Campy torture, blatant misogyny, Arnold, and other highlights that the remake will never top.

This Friday, a new shirtless muscleman will seek vengeance on his parents' murderers. And it might be good — who knows? But it will probably never match the weird, guilty joy of the original. These are the five greatest moments in the original Conan the Barbarian.


5. Conan and Valeria's "revelry montage"

Conan's lover, Valeria, is a big part of the original Conan. Valeria and Conan form a relationship, so deep, in fact, that it persists after Valeria dies. Which is kind of hilarious, since Conan literally speaks two phrases to her throughout the film. They're both within thirty seconds of meeting her, and they are, in their entirety: "You're not a guard," and "No." That's it. The rest of their relationship is, from Conan's end, composed entirely of leering and groping. That said, their "revelry montage" at one point features the pair making out while eating chicken, which I guess shows that for some relationships, talking really only complicates the simple joys in life.
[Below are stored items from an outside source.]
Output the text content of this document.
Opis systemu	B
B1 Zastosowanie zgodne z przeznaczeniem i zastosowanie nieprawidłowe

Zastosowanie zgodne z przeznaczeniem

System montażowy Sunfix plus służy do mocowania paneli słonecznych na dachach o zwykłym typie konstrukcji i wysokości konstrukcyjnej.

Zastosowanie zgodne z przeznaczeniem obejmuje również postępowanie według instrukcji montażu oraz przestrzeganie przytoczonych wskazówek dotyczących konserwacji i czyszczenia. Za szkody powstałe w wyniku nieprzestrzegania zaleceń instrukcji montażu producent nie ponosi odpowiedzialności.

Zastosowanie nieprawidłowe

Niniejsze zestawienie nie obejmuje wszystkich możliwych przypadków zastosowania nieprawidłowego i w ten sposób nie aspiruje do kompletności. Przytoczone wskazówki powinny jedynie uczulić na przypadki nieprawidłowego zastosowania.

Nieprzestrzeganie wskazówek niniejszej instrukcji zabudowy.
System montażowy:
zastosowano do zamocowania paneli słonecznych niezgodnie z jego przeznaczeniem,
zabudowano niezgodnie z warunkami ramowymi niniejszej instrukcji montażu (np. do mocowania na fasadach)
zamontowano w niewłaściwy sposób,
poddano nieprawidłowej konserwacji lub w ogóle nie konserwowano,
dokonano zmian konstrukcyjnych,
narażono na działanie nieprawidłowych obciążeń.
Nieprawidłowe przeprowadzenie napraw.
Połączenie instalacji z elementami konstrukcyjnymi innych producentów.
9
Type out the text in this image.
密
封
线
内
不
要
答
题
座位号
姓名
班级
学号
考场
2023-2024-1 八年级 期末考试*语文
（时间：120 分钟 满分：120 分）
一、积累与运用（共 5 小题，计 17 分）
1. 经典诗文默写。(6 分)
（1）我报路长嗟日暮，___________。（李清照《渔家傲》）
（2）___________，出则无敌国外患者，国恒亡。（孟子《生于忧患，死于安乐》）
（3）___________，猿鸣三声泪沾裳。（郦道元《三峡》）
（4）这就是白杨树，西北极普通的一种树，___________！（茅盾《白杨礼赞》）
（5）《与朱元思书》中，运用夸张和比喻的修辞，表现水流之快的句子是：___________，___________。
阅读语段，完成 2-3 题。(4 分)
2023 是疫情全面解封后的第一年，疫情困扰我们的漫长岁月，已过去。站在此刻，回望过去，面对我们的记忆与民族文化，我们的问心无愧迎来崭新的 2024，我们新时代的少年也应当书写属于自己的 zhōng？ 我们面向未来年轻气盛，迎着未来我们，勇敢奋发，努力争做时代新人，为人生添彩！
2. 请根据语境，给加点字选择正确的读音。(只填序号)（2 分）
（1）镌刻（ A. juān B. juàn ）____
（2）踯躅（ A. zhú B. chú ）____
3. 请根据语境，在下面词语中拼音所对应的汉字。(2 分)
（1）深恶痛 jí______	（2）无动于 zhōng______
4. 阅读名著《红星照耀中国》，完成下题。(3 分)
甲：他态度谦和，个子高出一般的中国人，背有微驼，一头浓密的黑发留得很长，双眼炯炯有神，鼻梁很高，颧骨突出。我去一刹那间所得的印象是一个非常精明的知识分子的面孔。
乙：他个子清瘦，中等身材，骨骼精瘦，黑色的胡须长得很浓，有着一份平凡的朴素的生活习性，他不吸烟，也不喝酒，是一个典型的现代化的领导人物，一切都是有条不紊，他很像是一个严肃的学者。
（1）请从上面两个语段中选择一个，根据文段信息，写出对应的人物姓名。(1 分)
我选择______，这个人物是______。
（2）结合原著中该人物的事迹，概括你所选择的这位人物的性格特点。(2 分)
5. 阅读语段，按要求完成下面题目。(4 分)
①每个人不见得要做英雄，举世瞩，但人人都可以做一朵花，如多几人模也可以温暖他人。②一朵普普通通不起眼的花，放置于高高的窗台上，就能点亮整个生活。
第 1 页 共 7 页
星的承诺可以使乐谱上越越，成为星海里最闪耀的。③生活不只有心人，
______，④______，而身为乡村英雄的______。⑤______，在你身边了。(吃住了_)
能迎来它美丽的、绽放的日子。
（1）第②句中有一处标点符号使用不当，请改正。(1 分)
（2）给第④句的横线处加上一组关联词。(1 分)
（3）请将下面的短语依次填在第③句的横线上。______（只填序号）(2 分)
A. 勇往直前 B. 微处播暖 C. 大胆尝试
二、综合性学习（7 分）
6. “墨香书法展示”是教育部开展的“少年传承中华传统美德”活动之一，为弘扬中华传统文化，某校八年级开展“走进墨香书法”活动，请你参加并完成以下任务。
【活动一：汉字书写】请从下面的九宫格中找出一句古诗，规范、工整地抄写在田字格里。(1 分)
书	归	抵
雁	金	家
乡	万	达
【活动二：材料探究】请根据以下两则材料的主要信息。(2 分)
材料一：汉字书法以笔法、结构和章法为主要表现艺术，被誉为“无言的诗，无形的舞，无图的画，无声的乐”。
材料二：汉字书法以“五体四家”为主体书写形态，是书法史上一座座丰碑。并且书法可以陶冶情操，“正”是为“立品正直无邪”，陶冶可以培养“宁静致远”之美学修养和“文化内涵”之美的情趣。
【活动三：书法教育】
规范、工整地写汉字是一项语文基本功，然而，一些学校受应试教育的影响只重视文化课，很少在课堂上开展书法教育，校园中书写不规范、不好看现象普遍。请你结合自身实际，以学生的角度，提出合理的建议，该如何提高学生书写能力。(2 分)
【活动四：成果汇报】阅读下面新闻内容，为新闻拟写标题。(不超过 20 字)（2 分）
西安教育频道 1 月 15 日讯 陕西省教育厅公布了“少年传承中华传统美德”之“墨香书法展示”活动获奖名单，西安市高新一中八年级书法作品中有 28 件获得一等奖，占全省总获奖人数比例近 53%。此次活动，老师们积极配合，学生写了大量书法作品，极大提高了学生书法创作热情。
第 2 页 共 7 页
4. James Earl Jones' snake imitation

James Earl Jones wields the most unspeakably excellent flat-pressed hair in Conan, and whether he's fondling snakes, grieving over the death of his favorite pet snake, or simply turning into a giant snake for no apparent reason, his wild-eyed recitations and overwrought gestures indicate that he's really enjoying himself — there's a rare, malicious joy to his performance that's the polar opposite of his work as Darth Vader or Mufasa (or the voice of CNN). The high point of his performance, though, is undoubtedly the aforementioned scene where he interrupts a perfectly good orgy to transform into a giant snake apropos of nothing. Then again, the "why" isn't quite as hilarious as the "how:" Jones pulls his hands into his sleeves, smushes his face forward, and suddenly there's a large snake wearing his hood. The damn thing just looks so adorable that you sort of forget how absurd everything else is.


3. Conan's "Crom" Speech

It's hard to pinpoint a high-water mark in a film whose script paraphrases Nietzsche and Camus at points, and features Arnold Schwarzenegger grunting and laughing maniacally in others. But for my money, it doesn't get any better than Conan's final speech to Crom. "I have never prayed to you before — I have no tongue for it," Arnold intones, begging the question of what tongue, if any, he does have. Lustily over-emoting his way through words like "revenge" and of course, "HEAHLL," Conan stabs at eloquence and coherence here the same way he does at his enemies — with a pronounced lack of grace and and an abundance of enthusiasm. Crom bless him.


2. Twenty minutes of violent overture

With the exception of a largely pointless speech by Conan's father, the first twenty minutes of the film feature nothing but orchestral wails and barbarian violence. It's a nearly a full half-hour before we even hear Conan speak (and of course when we do, it's the appropriately epic line about the best things in life). Not only does this spotlight on the soundtrack hearken back to the great spaghetti-western gimmick of "when in doubt, show people walking over grandiose music," but it enhances the impact of the relatively sparse (and usually laughable) dialogue. Basil Poledouris' soundtrack for Conan is often cited as a great throwback to the classic, romantic era of film scoring, and the state of modern-action cinema (perennially scored to "Bodies" by Drowning Pool, for no reason other than that yes, bodies are indeed hitting the floor) is especially depressing compared to Conan's full-on aural assault.


1. Arnold punches a camel in the face

Arnold's performance in Conan is, in my opinion, his best ever. Roles like "Detecktkhive Jahn Kimbauhl" and "Danny DeVito's twin" drew on resources Arnold, well, did not have. But in Conan, when all he has to do is yell while falling over or struggling with people, or occasionally make really excellent "surprised" or "angry" faces, his performance hits new heights of acting-without-acting Zen. Delivering his heavy-handed dialogue with a kind of narcoleptic furor, Arnold slurs, growls, and glares his way through a performance that will never be topped by man or beast — hell, his belly laughs alone are more entertaining than most of the 1990s. Also, in what is easily the high point of the film, he drunkenly punches a camel directly in the face, dropping it to the ground in a moment that I suspect was completely unscripted — I always imagine that Arnold thought he was being confronted by director John Milius with acting notes and just reacted naturally.